Некоторое время Гавейн сосредоточенно шагал, глядя под ноги. Наконец он кивнул.
— Хорошо, — с усилием вымолвил он. — Если вы считаете, что это пойдет на пользу… — Он как-то натянуто улыбнулся.
— Благодарю. — Я по-мужски пожала ему руку. — Тебе не придется ни с кем драться. Я же понимаю, что ничего хуже не придумаешь, чем убить кого-нибудь из сторонников Мордреда.
Он кивнул. Я знала, что он выполнит мою просьбу, хотя сам он этого не хотел. Мог бы и отказаться. Хотя я императрица, но все же не сам Артур. Мне пришлось убеждать его, а Артуру он просто повиновался бы. Просьба нелегко далась и мне. Мы оба понимали, что вызов на поединок вполне возможен. Он ни в коем случае не хотел обнажать меч против членов Братства, мысль об этом была ему нестерпима.
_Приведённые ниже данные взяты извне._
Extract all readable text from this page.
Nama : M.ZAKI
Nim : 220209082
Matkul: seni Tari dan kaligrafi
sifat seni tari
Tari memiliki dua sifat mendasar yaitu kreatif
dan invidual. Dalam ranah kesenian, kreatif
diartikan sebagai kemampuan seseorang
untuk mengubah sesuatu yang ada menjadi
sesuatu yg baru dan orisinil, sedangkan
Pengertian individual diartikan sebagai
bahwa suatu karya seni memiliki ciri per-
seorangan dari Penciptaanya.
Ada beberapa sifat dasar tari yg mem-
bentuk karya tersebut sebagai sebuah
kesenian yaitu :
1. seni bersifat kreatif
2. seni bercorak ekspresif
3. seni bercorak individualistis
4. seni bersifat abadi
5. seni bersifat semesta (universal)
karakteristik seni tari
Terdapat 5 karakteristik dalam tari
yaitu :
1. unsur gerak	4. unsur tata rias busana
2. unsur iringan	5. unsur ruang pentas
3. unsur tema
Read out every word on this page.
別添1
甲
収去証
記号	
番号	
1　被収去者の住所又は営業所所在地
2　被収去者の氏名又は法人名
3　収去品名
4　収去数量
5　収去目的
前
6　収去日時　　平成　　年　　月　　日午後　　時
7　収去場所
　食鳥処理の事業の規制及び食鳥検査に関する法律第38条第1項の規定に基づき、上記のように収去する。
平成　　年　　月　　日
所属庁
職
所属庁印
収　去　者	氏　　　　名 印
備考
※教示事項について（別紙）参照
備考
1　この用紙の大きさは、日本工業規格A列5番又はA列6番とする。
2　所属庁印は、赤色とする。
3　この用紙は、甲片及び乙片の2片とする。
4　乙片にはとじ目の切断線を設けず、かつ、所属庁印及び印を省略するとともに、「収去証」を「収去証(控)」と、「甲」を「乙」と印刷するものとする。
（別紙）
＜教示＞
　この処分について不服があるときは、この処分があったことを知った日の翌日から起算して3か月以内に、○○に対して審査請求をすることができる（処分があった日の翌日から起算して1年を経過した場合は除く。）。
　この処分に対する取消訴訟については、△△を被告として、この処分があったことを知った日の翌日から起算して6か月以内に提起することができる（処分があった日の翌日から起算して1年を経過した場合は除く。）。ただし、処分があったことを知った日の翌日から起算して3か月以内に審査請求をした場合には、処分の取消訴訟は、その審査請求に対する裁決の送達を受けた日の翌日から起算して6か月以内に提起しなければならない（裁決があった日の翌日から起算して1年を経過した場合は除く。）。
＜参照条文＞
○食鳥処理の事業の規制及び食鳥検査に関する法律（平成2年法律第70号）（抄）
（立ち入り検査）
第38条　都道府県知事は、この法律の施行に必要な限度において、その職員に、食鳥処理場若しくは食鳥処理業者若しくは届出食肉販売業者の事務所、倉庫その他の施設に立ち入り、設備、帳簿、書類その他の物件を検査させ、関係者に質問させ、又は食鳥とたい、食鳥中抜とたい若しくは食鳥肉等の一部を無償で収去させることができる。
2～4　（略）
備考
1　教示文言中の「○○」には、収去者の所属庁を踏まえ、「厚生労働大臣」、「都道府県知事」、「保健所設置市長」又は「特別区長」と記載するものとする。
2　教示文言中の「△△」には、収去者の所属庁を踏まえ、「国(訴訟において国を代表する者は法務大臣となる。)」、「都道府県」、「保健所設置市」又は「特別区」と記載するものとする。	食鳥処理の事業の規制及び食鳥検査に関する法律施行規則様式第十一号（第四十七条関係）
Вот еще один парадокс честной власти: ты отдаешь, а у тебя просят еще и еще, и так до тех пор, пока у тебя не останется ничего. В то время как скряга копит богатство и власть капля за каплей. Правда, итог и у тех, и у других один — могила. Возможно, в Царстве Небесном Бог воздаст каждому по справедливости, но не здесь, не на Земле.
Мы поднялись на стену. В мирное время здесь не было охраны. Зубчатые стены тянулись в обе стороны от нас, огибая холм. Отсюда хорошо виден был весь Камланн, живой и сильный, окутанный дымом утренних костров.
Я краем глаза наблюдала за Гавейном. Трудно удерживать Кея от ссор, когда он в любой момент готов сам их затевать. Трудно подталкивать Гавейна к ссоре. Гавейн может решить многое, но не хочет. Здесь они с братом, виновником всех наших бед, полная противоположность. Говорят, Гавейн очень походил на свою мать, известную ведьму Моргаузу. Как же странно проявляется кровь в разных людях! Я вспомнила своего кузена Мену постаралась забыть о нем как можно быстрее.